HESI RN
Community Health HESI Quizlet
1. A public health nurse is evaluating a program designed to reduce the incidence of sexually transmitted infections (STIs) among teenagers. Which outcome indicates that the program is successful?
- A. increased attendance at educational sessions on STIs
- B. higher rates of condom use among teenagers
- C. more teenagers seeking testing for STIs
- D. greater knowledge of STI prevention methods
Correct answer: B
Rationale: The correct answer is B: higher rates of condom use among teenagers. This outcome indicates that the teenagers are adopting safer sexual practices, which can effectively reduce the incidence of STIs. Increased attendance at educational sessions (Choice A) may show interest but does not directly reflect behavior change. More teenagers seeking testing for STIs (Choice C) indicates awareness but not necessarily prevention. Greater knowledge of STI prevention methods (Choice D) is valuable but does not guarantee behavioral change like increased condom use.
2. The healthcare provider is assessing a client who has a new arteriovenous fistula in the left arm for hemodialysis. Which finding requires immediate intervention?
- A. A thrill is palpable on the fistula.
- B. The client's arm is warm and red.
- C. The fistula has a bruit on auscultation.
- D. There is no bruit on auscultation.
Correct answer: B
Rationale: The correct answer is B. Warmth and redness in the client's arm suggest infection or thrombosis of the arteriovenous fistula, which requires immediate intervention to prevent complications. A thrill (A) is a normal finding in a functional arteriovenous fistula, indicating good blood flow. A bruit (C) is also a normal finding on auscultation of a functioning arteriovenous fistula, indicating proper blood flow. The absence of a bruit (D) may indicate a non-functioning fistula, which would need further evaluation but does not require immediate intervention as warmth and redness do.
3. A client with a history of hypertension is admitted with a blood pressure of 180/110 mm Hg. Which medication should the nurse prepare to administer?
- A. Atenolol (Tenormin)
- B. Nifedipine (Procardia)
- C. Hydrochlorothiazide (Microzide)
- D. Clonidine (Catapres)
Correct answer: D
Rationale: In this scenario of severe hypertension (180/110 mm Hg), the nurse should prepare to administer Clonidine (Catapres), which is an antihypertensive medication commonly used to rapidly lower blood pressure in acute situations. Atenolol and Nifedipine are also antihypertensive medications, but Clonidine is more appropriate for immediate blood pressure reduction in this critical situation. Hydrochlorothiazide is a diuretic often used for long-term management of hypertension, not for rapid lowering of severely elevated blood pressure.

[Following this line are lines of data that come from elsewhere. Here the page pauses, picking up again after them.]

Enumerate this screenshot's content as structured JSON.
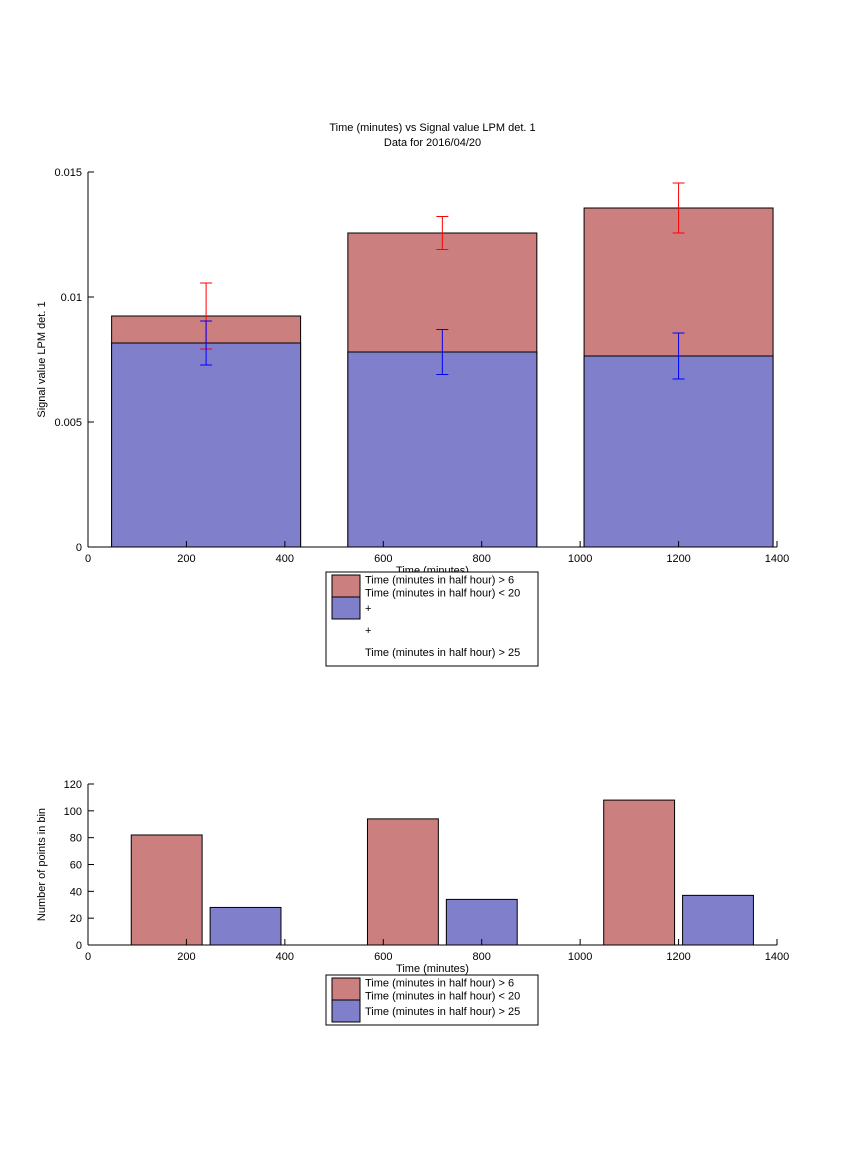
{
  "chart_data": [
    {
      "type": "bar",
      "barmode": "overlay",
      "title": "Time (minutes) vs Signal value LPM det. 1",
      "subtitle": "Data for 2016/04/20",
      "x_label": "Time (minutes)",
      "y_label": "Signal value LPM det. 1",
      "x": [
        240,
        720,
        1200
      ],
      "series": [
        {
          "name": "Time (minutes in half hour) > 6\nTime (minutes in half hour) < 20",
          "color": "#cc7f7f",
          "values": [
            0.00924,
            0.01256,
            0.01356
          ]
        },
        {
          "name": "Time (minutes in half hour) > 25",
          "color": "#7f7fcc",
          "values": [
            0.00816,
            0.0078,
            0.00764
          ]
        }
      ],
      "errorbar_series": [
        {
          "name": "Time (minutes in half hour) > 6\nTime (minutes in half hour) < 20",
          "color": "#ff0000",
          "values": [
            0.00924,
            0.01256,
            0.01356
          ],
          "errors": [
            0.00132,
            0.00066,
            0.001
          ]
        },
        {
          "name": "Time (minutes in half hour) > 25",
          "color": "#0000ff",
          "values": [
            0.00816,
            0.0078,
            0.00764
          ],
          "errors": [
            0.00088,
            0.0009,
            0.00092
          ]
        }
      ],
      "xlim": [
        0,
        1400
      ],
      "xticks": [
        0,
        200,
        400,
        600,
        800,
        1000,
        1200,
        1400
      ],
      "ylim": [
        0,
        0.015
      ],
      "yticks": [
        0,
        0.005,
        0.01,
        0.015
      ]
    },
    {
      "type": "bar",
      "barmode": "group",
      "x_label": "Time (minutes)",
      "y_label": "Number of points in bin",
      "x": [
        240,
        720,
        1200
      ],
      "series": [
        {
          "name": "Time (minutes in half hour) > 6\nTime (minutes in half hour) < 20",
          "color": "#cc7f7f",
          "values": [
            82,
            94,
            108
          ]
        },
        {
          "name": "Time (minutes in half hour) > 25",
          "color": "#7f7fcc",
          "values": [
            28,
            34,
            37
          ]
        }
      ],
      "xlim": [
        0,
        1400
      ],
      "xticks": [
        0,
        200,
        400,
        600,
        800,
        1000,
        1200,
        1400
      ],
      "ylim": [
        0,
        120
      ],
      "yticks": [
        0,
        20,
        40,
        60,
        80,
        100,
        120
      ]
    }
  ]
}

4. The healthcare provider is assessing a client who has returned from hemodialysis. Which finding requires immediate intervention?

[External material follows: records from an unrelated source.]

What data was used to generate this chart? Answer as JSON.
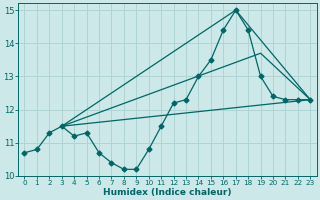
{
  "xlabel": "Humidex (Indice chaleur)",
  "xlim": [
    -0.5,
    23.5
  ],
  "ylim": [
    10,
    15.2
  ],
  "yticks": [
    10,
    11,
    12,
    13,
    14,
    15
  ],
  "xticks": [
    0,
    1,
    2,
    3,
    4,
    5,
    6,
    7,
    8,
    9,
    10,
    11,
    12,
    13,
    14,
    15,
    16,
    17,
    18,
    19,
    20,
    21,
    22,
    23
  ],
  "background_color": "#cce8e8",
  "grid_color": "#b0d4d4",
  "line_color": "#006666",
  "line1_x": [
    0,
    1,
    2,
    3,
    4,
    5,
    6,
    7,
    8,
    9,
    10,
    11,
    12,
    13,
    14,
    15,
    16,
    17,
    18,
    19,
    20,
    21,
    22,
    23
  ],
  "line1_y": [
    10.7,
    10.8,
    11.3,
    11.5,
    11.2,
    11.3,
    10.7,
    10.4,
    10.2,
    10.2,
    10.8,
    11.5,
    12.2,
    12.3,
    13.0,
    13.5,
    14.4,
    15.0,
    14.4,
    13.0,
    12.4,
    12.3,
    12.3,
    12.3
  ],
  "line2_x": [
    3,
    23
  ],
  "line2_y": [
    11.5,
    12.3
  ],
  "line3_x": [
    3,
    17,
    23
  ],
  "line3_y": [
    11.5,
    15.0,
    12.3
  ],
  "line4_x": [
    3,
    19,
    23
  ],
  "line4_y": [
    11.5,
    13.7,
    12.3
  ]
}
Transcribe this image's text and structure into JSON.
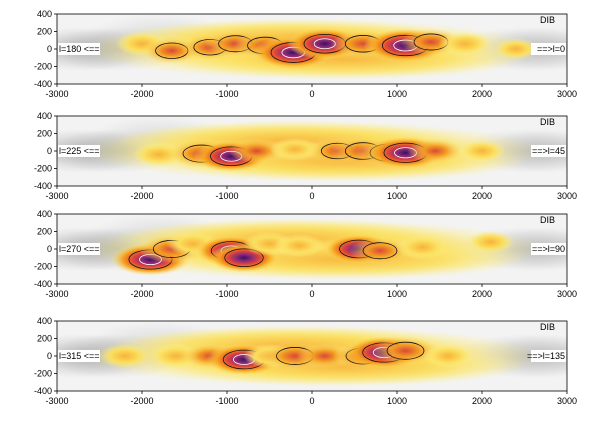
{
  "chart_data": [
    {
      "type": "heatmap",
      "title": "DIB",
      "left_label": "l=180 <==",
      "right_label": "==>l=0",
      "xlim": [
        -3000,
        3000
      ],
      "ylim": [
        -400,
        400
      ],
      "xticks": [
        -3000,
        -2000,
        -1000,
        0,
        1000,
        2000,
        3000
      ],
      "yticks": [
        400,
        200,
        0,
        -200,
        -400
      ],
      "clouds": [
        {
          "x": -2000,
          "y": 60,
          "value": 0.45
        },
        {
          "x": -1650,
          "y": -20,
          "value": 0.55
        },
        {
          "x": -1200,
          "y": 20,
          "value": 0.55
        },
        {
          "x": -900,
          "y": 60,
          "value": 0.6
        },
        {
          "x": -550,
          "y": 40,
          "value": 0.65
        },
        {
          "x": -220,
          "y": -40,
          "value": 0.95
        },
        {
          "x": 150,
          "y": 60,
          "value": 0.85
        },
        {
          "x": 600,
          "y": 60,
          "value": 0.65
        },
        {
          "x": 1100,
          "y": 40,
          "value": 1.0
        },
        {
          "x": 1400,
          "y": 80,
          "value": 0.6
        },
        {
          "x": 1800,
          "y": 60,
          "value": 0.45
        },
        {
          "x": 2400,
          "y": 0,
          "value": 0.3
        }
      ]
    },
    {
      "type": "heatmap",
      "title": "DIB",
      "left_label": "l=225 <==",
      "right_label": "==>l=45",
      "xlim": [
        -3000,
        3000
      ],
      "ylim": [
        -400,
        400
      ],
      "xticks": [
        -3000,
        -2000,
        -1000,
        0,
        1000,
        2000,
        3000
      ],
      "yticks": [
        400,
        200,
        0,
        -200,
        -400
      ],
      "clouds": [
        {
          "x": -1800,
          "y": -40,
          "value": 0.45
        },
        {
          "x": -1300,
          "y": -30,
          "value": 0.7
        },
        {
          "x": -950,
          "y": -60,
          "value": 0.85
        },
        {
          "x": -650,
          "y": 0,
          "value": 0.5
        },
        {
          "x": -200,
          "y": 20,
          "value": 0.4
        },
        {
          "x": 300,
          "y": 0,
          "value": 0.55
        },
        {
          "x": 600,
          "y": 0,
          "value": 0.65
        },
        {
          "x": 900,
          "y": -20,
          "value": 0.7
        },
        {
          "x": 1100,
          "y": -20,
          "value": 0.9
        },
        {
          "x": 1450,
          "y": 0,
          "value": 0.5
        },
        {
          "x": 2000,
          "y": 0,
          "value": 0.35
        }
      ]
    },
    {
      "type": "heatmap",
      "title": "DIB",
      "left_label": "l=270 <==",
      "right_label": "==>l=90",
      "xlim": [
        -3000,
        3000
      ],
      "ylim": [
        -400,
        400
      ],
      "xticks": [
        -3000,
        -2000,
        -1000,
        0,
        1000,
        2000,
        3000
      ],
      "yticks": [
        400,
        200,
        0,
        -200,
        -400
      ],
      "clouds": [
        {
          "x": -1900,
          "y": -120,
          "value": 0.9
        },
        {
          "x": -1650,
          "y": 0,
          "value": 0.7
        },
        {
          "x": -1400,
          "y": 60,
          "value": 0.45
        },
        {
          "x": -950,
          "y": -20,
          "value": 0.8
        },
        {
          "x": -800,
          "y": -100,
          "value": 0.75
        },
        {
          "x": -500,
          "y": 60,
          "value": 0.45
        },
        {
          "x": -150,
          "y": 40,
          "value": 0.4
        },
        {
          "x": 550,
          "y": 0,
          "value": 0.75
        },
        {
          "x": 800,
          "y": -20,
          "value": 0.6
        },
        {
          "x": 1300,
          "y": 20,
          "value": 0.45
        },
        {
          "x": 2100,
          "y": 80,
          "value": 0.35
        }
      ]
    },
    {
      "type": "heatmap",
      "title": "DIB",
      "left_label": "l=315 <==",
      "right_label": "==>l=135",
      "xlim": [
        -3000,
        3000
      ],
      "ylim": [
        -400,
        400
      ],
      "xticks": [
        -3000,
        -2000,
        -1000,
        0,
        1000,
        2000,
        3000
      ],
      "yticks": [
        400,
        200,
        0,
        -200,
        -400
      ],
      "clouds": [
        {
          "x": -2200,
          "y": 0,
          "value": 0.45
        },
        {
          "x": -1600,
          "y": 0,
          "value": 0.45
        },
        {
          "x": -1200,
          "y": 0,
          "value": 0.5
        },
        {
          "x": -800,
          "y": -40,
          "value": 0.85
        },
        {
          "x": -500,
          "y": 0,
          "value": 0.45
        },
        {
          "x": -200,
          "y": 0,
          "value": 0.7
        },
        {
          "x": 150,
          "y": 0,
          "value": 0.5
        },
        {
          "x": 600,
          "y": 0,
          "value": 0.6
        },
        {
          "x": 850,
          "y": 40,
          "value": 0.9
        },
        {
          "x": 1100,
          "y": 60,
          "value": 0.7
        },
        {
          "x": 1600,
          "y": 0,
          "value": 0.4
        }
      ]
    }
  ]
}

- A. Weight gain of 1 pound.
- B. Dizziness.
- C. Fatigue.
- D. Muscle cramps.
Correct answer: D
Rationale: After hemodialysis, muscle cramps can indicate an electrolyte imbalance, such as low potassium or magnesium levels, which requires immediate intervention to prevent potential complications like cardiac arrhythmias. Weight gain of 1 pound, dizziness, and fatigue are common post-hemodialysis symptoms that may not necessarily require immediate intervention unless they are severe or persisting.

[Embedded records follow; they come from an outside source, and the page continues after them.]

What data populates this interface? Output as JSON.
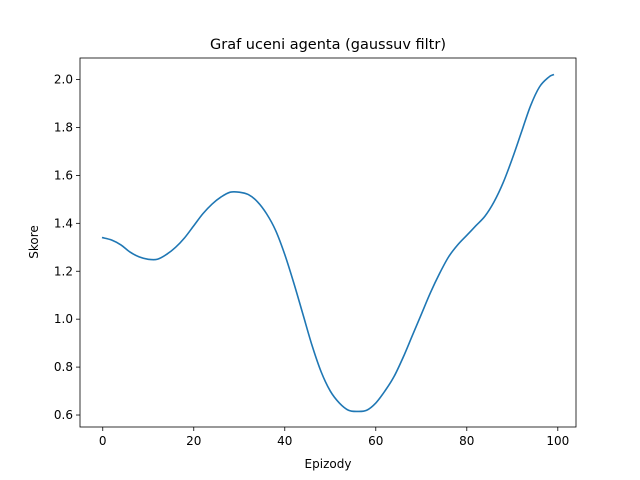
{
  "chart_data": {
    "type": "line",
    "title": "Graf uceni agenta (gaussuv filtr)",
    "xlabel": "Epizody",
    "ylabel": "Skore",
    "xlim": [
      -5,
      104
    ],
    "ylim": [
      0.55,
      2.09
    ],
    "grid": false,
    "legend": "none",
    "xticks": [
      0,
      20,
      40,
      60,
      80,
      100
    ],
    "yticks": [
      0.6,
      0.8,
      1.0,
      1.2,
      1.4,
      1.6,
      1.8,
      2.0
    ],
    "xtick_labels": [
      "0",
      "20",
      "40",
      "60",
      "80",
      "100"
    ],
    "ytick_labels": [
      "0.6",
      "0.8",
      "1.0",
      "1.2",
      "1.4",
      "1.6",
      "1.8",
      "2.0"
    ],
    "series": [
      {
        "color": "#1f77b4",
        "x": [
          0,
          2,
          4,
          6,
          8,
          10,
          12,
          14,
          16,
          18,
          20,
          22,
          24,
          26,
          28,
          30,
          32,
          34,
          36,
          38,
          40,
          42,
          44,
          46,
          48,
          50,
          52,
          54,
          56,
          58,
          60,
          62,
          64,
          66,
          68,
          70,
          72,
          74,
          76,
          78,
          80,
          82,
          84,
          86,
          88,
          90,
          92,
          94,
          96,
          98,
          99
        ],
        "y": [
          1.34,
          1.33,
          1.31,
          1.28,
          1.26,
          1.25,
          1.25,
          1.27,
          1.3,
          1.34,
          1.39,
          1.44,
          1.48,
          1.51,
          1.53,
          1.53,
          1.52,
          1.49,
          1.44,
          1.37,
          1.27,
          1.15,
          1.02,
          0.89,
          0.78,
          0.7,
          0.65,
          0.62,
          0.615,
          0.62,
          0.65,
          0.7,
          0.76,
          0.84,
          0.93,
          1.02,
          1.11,
          1.19,
          1.26,
          1.31,
          1.35,
          1.39,
          1.43,
          1.49,
          1.57,
          1.67,
          1.78,
          1.89,
          1.97,
          2.01,
          2.02
        ]
      }
    ]
  }
}
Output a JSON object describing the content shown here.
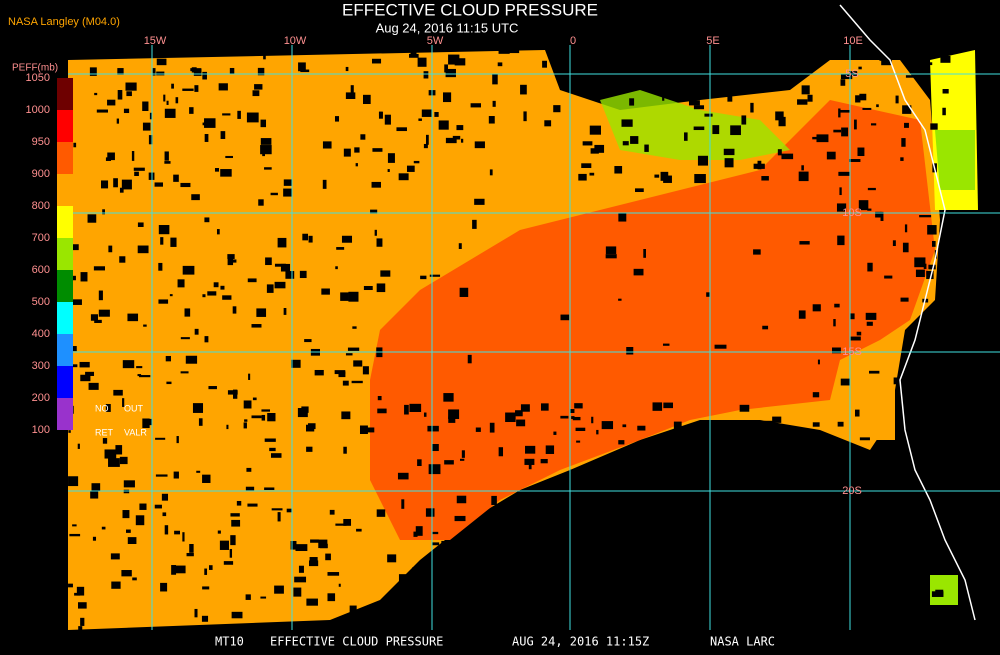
{
  "header": {
    "source": "NASA Langley (M04.0)",
    "title": "EFFECTIVE CLOUD PRESSURE",
    "subtitle": "Aug 24, 2016 11:15 UTC"
  },
  "legend": {
    "title": "PEFF(mb)",
    "ticks": [
      1050,
      1000,
      950,
      900,
      800,
      700,
      600,
      500,
      400,
      300,
      200,
      100
    ],
    "colors": [
      "#6e0000",
      "#ff0000",
      "#ff5a00",
      "#ffa500",
      "#ffff00",
      "#9ae600",
      "#008c00",
      "#00ffff",
      "#1e90ff",
      "#0000ff",
      "#9932cc"
    ],
    "notes": [
      "NO",
      "OUT",
      "RET",
      "VALR"
    ]
  },
  "grid": {
    "longitudes": [
      "15W",
      "10W",
      "5W",
      "0",
      "5E",
      "10E"
    ],
    "latitudes": [
      "5S",
      "10S",
      "15S",
      "20S"
    ]
  },
  "footer": [
    "MT10",
    "EFFECTIVE CLOUD PRESSURE",
    "AUG 24, 2016 11:15Z",
    "NASA LARC"
  ]
}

5. An 80-year-old client is given morphine sulfate for postoperative pain. Which concomitant medication should the nurse question that poses a potential development of urinary retention in this geriatric client?
- A. Nonsteroidal anti-inflammatory agents.
- B. Antihistamines.
- C. Tricyclic antidepressants.
- D. Antibiotics.
Correct answer: C
Rationale: The correct answer is C: Tricyclic antidepressants. Drugs with anticholinergic properties, such as tricyclic antidepressants, can exacerbate urinary retention associated with opioids in older clients. Nonsteroidal anti-inflammatory agents (Choice A) do not typically cause urinary retention. Antihistamines (Choice B) may cause urinary retention but are not the primary concern in this scenario. Antibiotics (Choice D) are not associated with an increased risk of urinary retention compared to tricyclic antidepressants.